The cartilage longevity markers support the hypothesis that markers from different modalities can be complementary. Even with similar markers, superior combined performance could be achieved by improved precision through repeated similar quantifications. The cartilage longevity-tib marker has precision 1.7/0.8%. For comparison, cartilage homogeneity has precision 0.8%. The improved performance is therefore probably due to the combination of the complementary aspects of cartilage quantity, quality, and breakdown measured from different modalities.

A potential extension of the presented methodology is to include additional complementary MRI markers targeting bone, meniscus, and other joint structures; and to include additional biochemical markers reflecting bone turnover, synovitis, cartilage formation, cartilage degradation mediated by biological processes of type II destruction different from CTX-II [44], or destruction of other matrix proteins, such as aggrecan. The aggregate markers could thereby become more similar to composite markers such as the Whole-Organ Magnetic Resonance Imaging Score [20] and the Knee Osteoarthritis Scoring System [45] MRI scoring methods. These scoring systems provide semiquantitative scores by inspection of MRI for presence/severity of disease-related parameters (for example, cartilage lesions, bone marrow abnormalities, and meniscal abnormalities). For such comprehensive aggregate markers, automatic MRI analysis will be even more important to minimize the expert reader burden.

Limitations of the study

We focused the investigation of progression of OA to the early stages. Specifically, we focused on the subpopulation with early radiographic signs of OA at baseline (KL <2). The conclusions are therefore only valid for progression during the early stages of OA. A study population with more progressed OA would be needed to validate the findings at later stages of OA. Furthermore, the relatively small number of subjects in the present study implies that the findings need to be validated on larger populations.

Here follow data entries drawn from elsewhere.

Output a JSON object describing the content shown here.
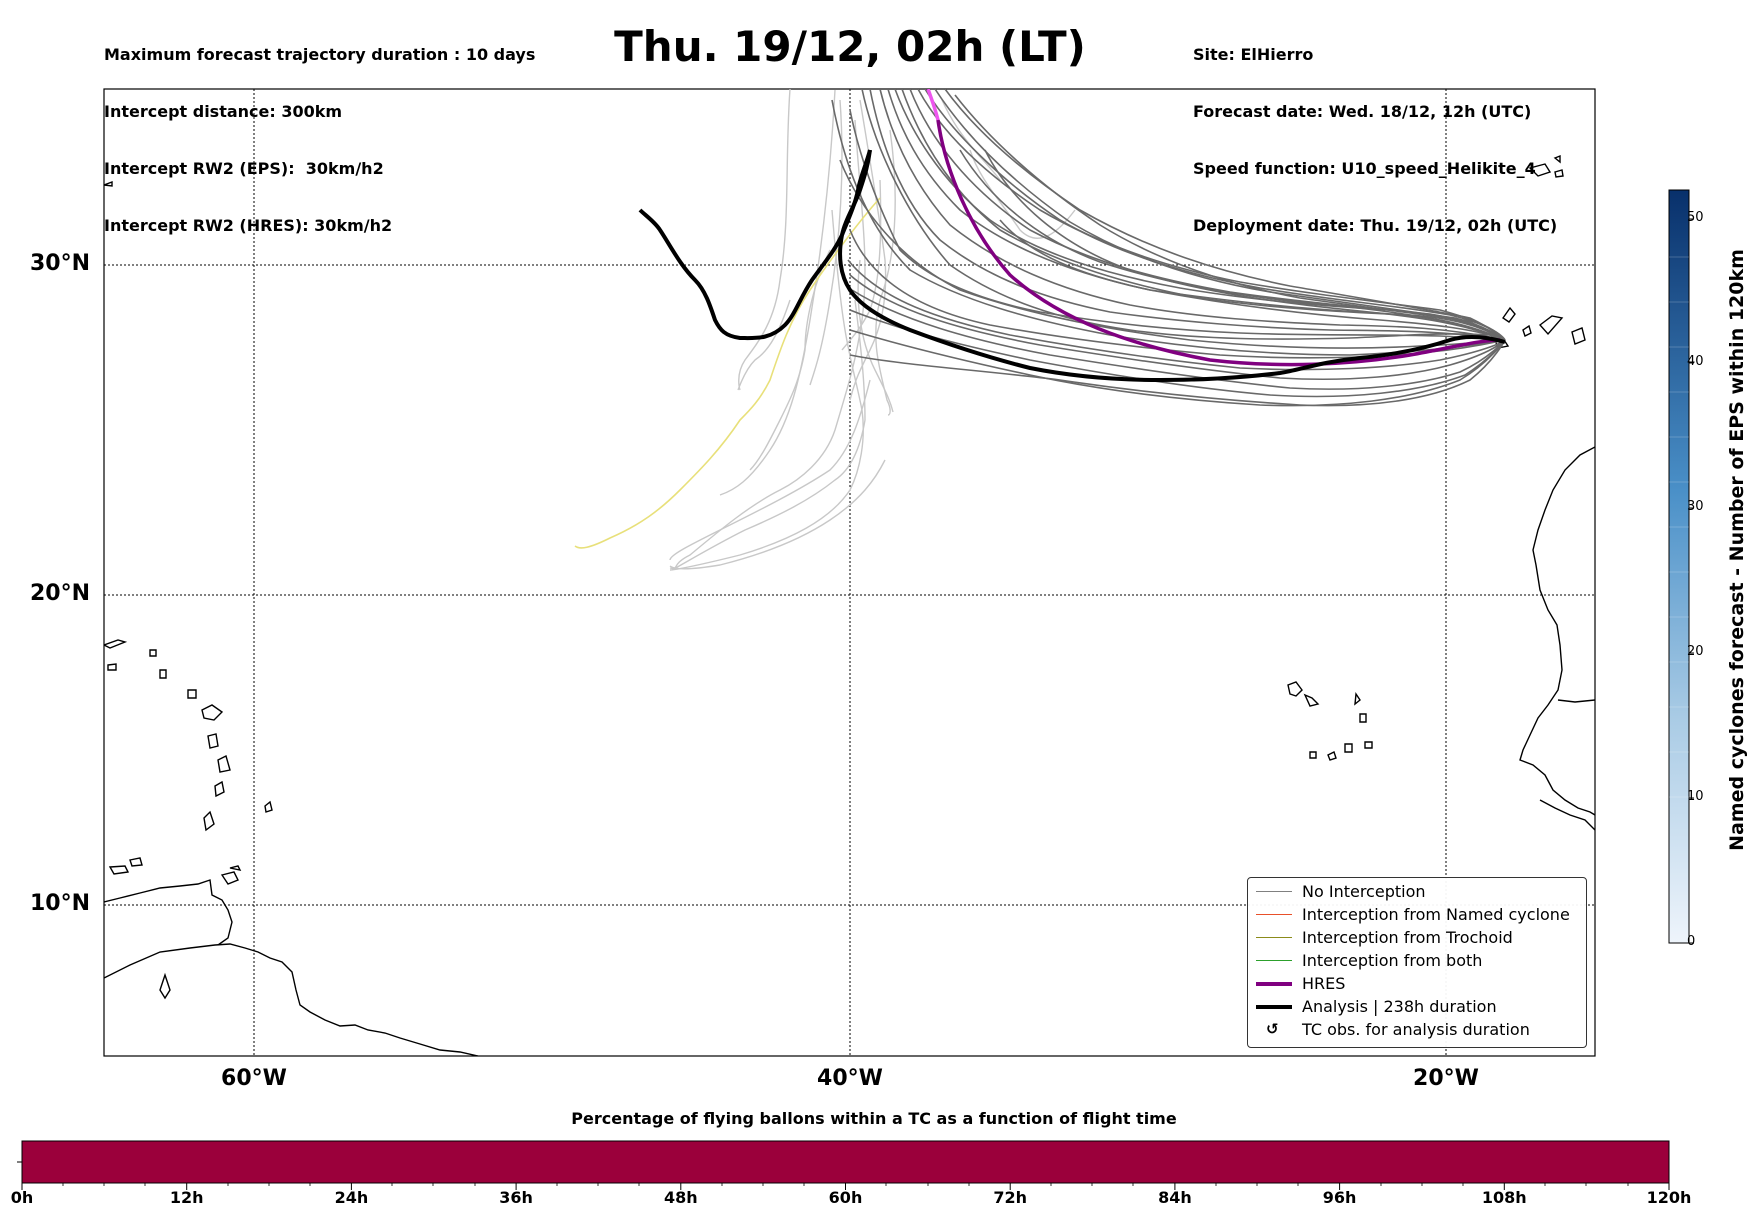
{
  "header": {
    "left_lines": [
      "Maximum forecast trajectory duration : 10 days",
      "Intercept distance: 300km",
      "Intercept RW2 (EPS):  30km/h2",
      "Intercept RW2 (HRES): 30km/h2"
    ],
    "title": "Thu. 19/12, 02h (LT)",
    "right_lines": [
      "Site: ElHierro",
      "Forecast date: Wed. 18/12, 12h (UTC)",
      "Speed function: U10_speed_Helikite_4",
      "Deployment date: Thu. 19/12, 02h (UTC)"
    ]
  },
  "map": {
    "lat_labels": [
      "30°N",
      "20°N",
      "10°N"
    ],
    "lon_labels": [
      "60°W",
      "40°W",
      "20°W"
    ],
    "lat_values": [
      30,
      20,
      10
    ],
    "lon_values": [
      -60,
      -40,
      -20
    ]
  },
  "legend": {
    "items": [
      {
        "label": "No Interception",
        "color": "#808080",
        "style": "thin"
      },
      {
        "label": "Interception from Named cyclone",
        "color": "#e8502a",
        "style": "thin"
      },
      {
        "label": "Interception from Trochoid",
        "color": "#8b8b1a",
        "style": "thin"
      },
      {
        "label": "Interception from both",
        "color": "#2ca02c",
        "style": "thin"
      },
      {
        "label": "HRES",
        "color": "#800080",
        "style": "thick"
      },
      {
        "label": "Analysis | 238h duration",
        "color": "#000000",
        "style": "thick"
      },
      {
        "label": "TC obs. for analysis duration",
        "color": "#000000",
        "style": "symbol",
        "symbol": "↺"
      }
    ]
  },
  "colorbar": {
    "title": "Named cyclones forecast - Number of EPS within 120km",
    "ticks": [
      "0",
      "10",
      "20",
      "30",
      "40",
      "50"
    ],
    "tick_values": [
      0,
      10,
      20,
      30,
      40,
      50
    ],
    "max": 52,
    "color_low": "#e8f0fa",
    "color_high": "#08306b"
  },
  "bottom_bar": {
    "title": "Percentage of flying ballons within a TC as a function of flight time",
    "ticks": [
      "0h",
      "12h",
      "24h",
      "36h",
      "48h",
      "60h",
      "72h",
      "84h",
      "96h",
      "108h",
      "120h"
    ],
    "fill_color": "#9b003b"
  },
  "colors": {
    "eps_gray": "#696969",
    "eps_light": "#c8c8c8",
    "eps_yellow": "#e8e07a",
    "hres": "#800080",
    "hres_light": "#ee55ee",
    "analysis": "#000000"
  }
}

Furthermore, validation on larger populations is also needed to determine specific threshold values for the different markers – for example, for determining the high-risk population. In addition, the somewhat complicated nature of aggregate markers implies that validation on several populations is needed to facilitate the clinical interpretation and confidence in the markers.

The cartilage measurements were based on an MRI scanner with a 0.18 T magnet. The use of low-field MRI is sparsely validated compared with high-field MRI [46]. In particular, high-field MRI may allow cartilage volume measurements with higher accuracy and precision (implying that studies may be conducted with smaller populations). Low-field MRI, however, is much cheaper and easier to install and maintain. Future studies are needed to evaluate whether low-field MRI can be a cost-effective alternative to high-field MRI for clinical studies.

The study used the common KL score as the definition of OA. This score is not compartment specific or feature specific, whereas the markers were both compartment specific (MRI), joint specific (JSW), and not joint specific (CTX-II). Future studies are needed to elucidate the relationships between specific features and specific compartments – for example, studies similar to that of Blumenkrantz and colleagues [47].

Conclusions

Owing to the complexity of OA, it is unlikely that any single marker will be suitable for all stages of the disease. The different biomarker modalities, however, may offer complementary information, which suggests that aggregate markers may provide superior biomarker performance.

In the present study we evaluated markers from urine samples, radiographs, and MRI scans. The results demonstrated that aggregate markers may indeed provide superior diagnostic and prognostic markers; the proposed cartilage longevity marker combining aspects of cartilage quantity, quality, and breakdown performed well both as a diagnostic and a prognostic marker.

The proposed aggregate marker methodology may therefore have a direct impact on clinical study design. By allowing selection of a high-risk population, the study sample size can be lowered while still improving the chance of a positive study outcome. This should facilitate the development of effective DMOADs.